Mayor Durkan seems to believe cops are marionettes, and she thinks she can be the puppetmaster if only she can figure out how to pull the right strings. Fake words didn’t work, so let’s try to ply them with a little cash. What she fails to understand, probably because she can’t see beyond the anti-cop muck she’s been wallowing in, is this issue about the city government’s attitude toward its cops. When you insult cops daily, call them murderers, and inflict on police officers a consent decree they do not deserve, this is what you get—cops leaving.
No one likes to be punished for something they didn’t do. The media in this town won’t remind folks, but when the Department of Justice (DoJ) came to town to “investigate” the SPD for police misconduct, Mayor Durkan was a part of the upper echelon of the DoJ. Yes, she was one of those responsible for conducting one of the quickest federal investigations I’ve ever seen and then releasing ridiculous, pre-ordained “conclusions.”

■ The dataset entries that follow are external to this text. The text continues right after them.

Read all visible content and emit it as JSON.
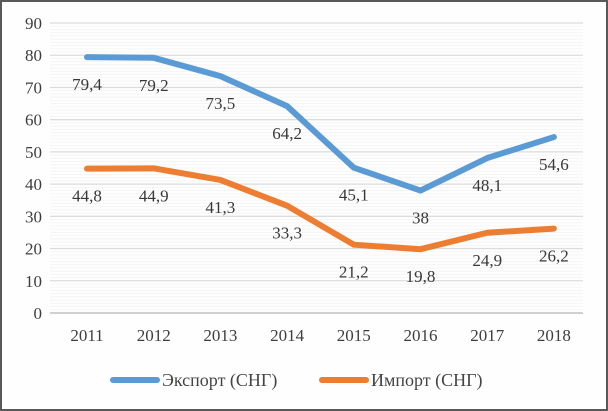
{
  "frame": {
    "background": "#ffffff",
    "border_color": "#595959"
  },
  "chart_data": {
    "type": "line",
    "title": "",
    "categories": [
      "2011",
      "2012",
      "2013",
      "2014",
      "2015",
      "2016",
      "2017",
      "2018"
    ],
    "series": [
      {
        "name": "Экспорт (СНГ)",
        "color": "#5B9BD5",
        "values": [
          79.4,
          79.2,
          73.5,
          64.2,
          45.1,
          38,
          48.1,
          54.6
        ],
        "labels": [
          "79,4",
          "79,2",
          "73,5",
          "64,2",
          "45,1",
          "38",
          "48,1",
          "54,6"
        ]
      },
      {
        "name": "Импорт (СНГ)",
        "color": "#ED7D31",
        "values": [
          44.8,
          44.9,
          41.3,
          33.3,
          21.2,
          19.8,
          24.9,
          26.2
        ],
        "labels": [
          "44,8",
          "44,9",
          "41,3",
          "33,3",
          "21,2",
          "19,8",
          "24,9",
          "26,2"
        ]
      }
    ],
    "xlabel": "",
    "ylabel": "",
    "ylim": [
      0,
      90
    ],
    "ytick_step": 10,
    "grid": {
      "minor_step": 1,
      "major_step": 10,
      "minor_color": "#f5f5f5",
      "major_color": "#dcdcdc",
      "axis_color": "#c3c3c3"
    },
    "legend_position": "bottom",
    "text_color": "#3d3d3d"
  }
}
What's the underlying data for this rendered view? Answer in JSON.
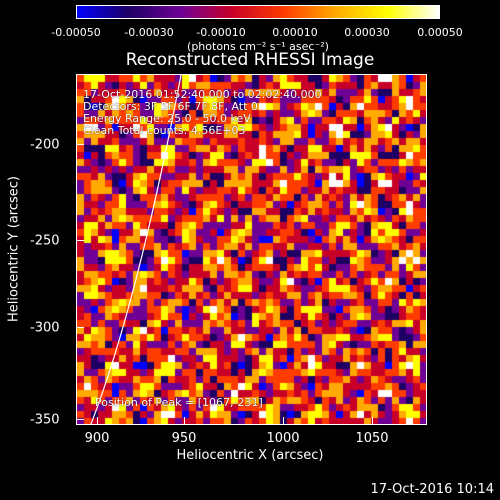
{
  "colorbar": {
    "ticks": [
      "-0.00050",
      "-0.00030",
      "-0.00010",
      "0.00010",
      "0.00030",
      "0.00050"
    ],
    "unit": "(photons cm⁻² s⁻¹ asec⁻²)",
    "colors": [
      "#0000ff",
      "#1e0064",
      "#6e0096",
      "#c80028",
      "#ff3c00",
      "#ffaa00",
      "#ffff00",
      "#ffffff"
    ]
  },
  "title": "Reconstructed RHESSI Image",
  "annotations": {
    "line1": "17-Oct-2016 01:52:40.000 to 02:02:40.000",
    "line2": "Detectors: 3F 5F 6F 7F 8F, Att 0",
    "line3": "Energy Range: 25.0 - 50.0 keV",
    "line4": "Clean    Total counts: 4.56E+03",
    "peak": "Position of Peak = [1067,-231]"
  },
  "axes": {
    "xlabel": "Heliocentric X (arcsec)",
    "ylabel": "Heliocentric Y (arcsec)",
    "xticks": [
      "900",
      "950",
      "1000",
      "1050"
    ],
    "yticks": [
      "-200",
      "-250",
      "-300",
      "-350"
    ]
  },
  "footer": {
    "date": "17-Oct-2016 10:14"
  }
}
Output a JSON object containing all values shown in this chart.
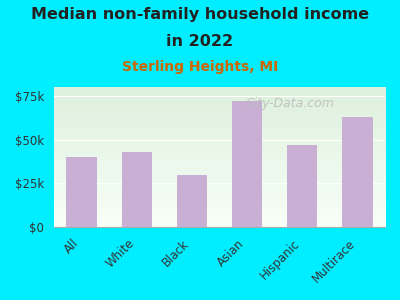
{
  "title_line1": "Median non-family household income",
  "title_line2": "in 2022",
  "subtitle": "Sterling Heights, MI",
  "watermark": "City-Data.com",
  "categories": [
    "All",
    "White",
    "Black",
    "Asian",
    "Hispanic",
    "Multirace"
  ],
  "values": [
    40000,
    43000,
    30000,
    72000,
    47000,
    63000
  ],
  "bar_color": "#c9afd4",
  "title_fontsize": 11.5,
  "subtitle_fontsize": 10,
  "subtitle_color": "#cc6600",
  "title_color": "#222222",
  "background_color": "#00eeff",
  "plot_bg_top": "#ddf0dd",
  "plot_bg_bottom": "#f8fff8",
  "ylim": [
    0,
    80000
  ],
  "yticks": [
    0,
    25000,
    50000,
    75000
  ],
  "ytick_labels": [
    "$0",
    "$25k",
    "$50k",
    "$75k"
  ],
  "watermark_color": "#bbbbbb",
  "watermark_fontsize": 9
}
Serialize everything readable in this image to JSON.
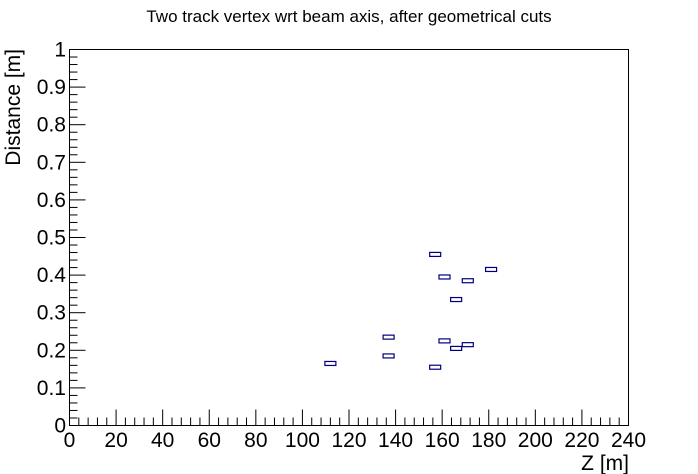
{
  "chart_data": {
    "type": "scatter",
    "title": "Two track vertex wrt beam axis, after geometrical cuts",
    "xlabel": "Z [m]",
    "ylabel": "Distance [m]",
    "xlim": [
      0,
      240
    ],
    "ylim": [
      0,
      1
    ],
    "grid": false,
    "legend": "none",
    "marker": "box",
    "marker_color": "#00007f",
    "x_ticks": [
      "0",
      "20",
      "40",
      "60",
      "80",
      "100",
      "120",
      "140",
      "160",
      "180",
      "200",
      "220",
      "240"
    ],
    "y_ticks": [
      "0",
      "0.1",
      "0.2",
      "0.3",
      "0.4",
      "0.5",
      "0.6",
      "0.7",
      "0.8",
      "0.9",
      "1"
    ],
    "points": [
      {
        "x": 112,
        "y": 0.165
      },
      {
        "x": 137,
        "y": 0.235
      },
      {
        "x": 137,
        "y": 0.185
      },
      {
        "x": 157,
        "y": 0.455
      },
      {
        "x": 157,
        "y": 0.155
      },
      {
        "x": 161,
        "y": 0.395
      },
      {
        "x": 161,
        "y": 0.225
      },
      {
        "x": 166,
        "y": 0.335
      },
      {
        "x": 166,
        "y": 0.205
      },
      {
        "x": 171,
        "y": 0.385
      },
      {
        "x": 171,
        "y": 0.215
      },
      {
        "x": 181,
        "y": 0.415
      }
    ]
  }
}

Then, rather than slinking away in embarrassment, Durkan and her DoJ colluders doubled-down on the lies, which they fortified by refusing to release the methodology used in the study to arrive at such ludicrous results. A Seattle University criminal justice professor debunked the government’s study but no one in the DoJ or Seattle City Hall was interested. The results were guaranteed and so was the implementation of a bogus consent decree.
As far as the department’s official statements about Durkan’s $15K bonus go, Chief Best said, “our compensation needs to stay competitive.” A safe answer, but I understand the chess game this woman has to play between herself and the collective contentious factions.
Department spokesman Sgt. Sean Whitcomb also issued a statement. First, he’s is a nice guy. But he made a statement that has me wondering what Seattle Police Department he was talking about when he said, “It’s a great time to be a police candidate.” I… I mean, you… I mean… Um, okay, Sean.
It’s ironic that the results of Durkan’s past DoJ and current mayoral actions have played a significant role as to why she now has to offer cash to attract experienced officers to work in this socialist-run (down) city. But here’s something the mayor probably doesn’t like to think about: If the city she now leads and the DoJ, when she was with them, treated officers with the respect they’ve earned and deserve, all the officers who’ve left (Hi!) and who are now leaving may have remained or would remain with the department.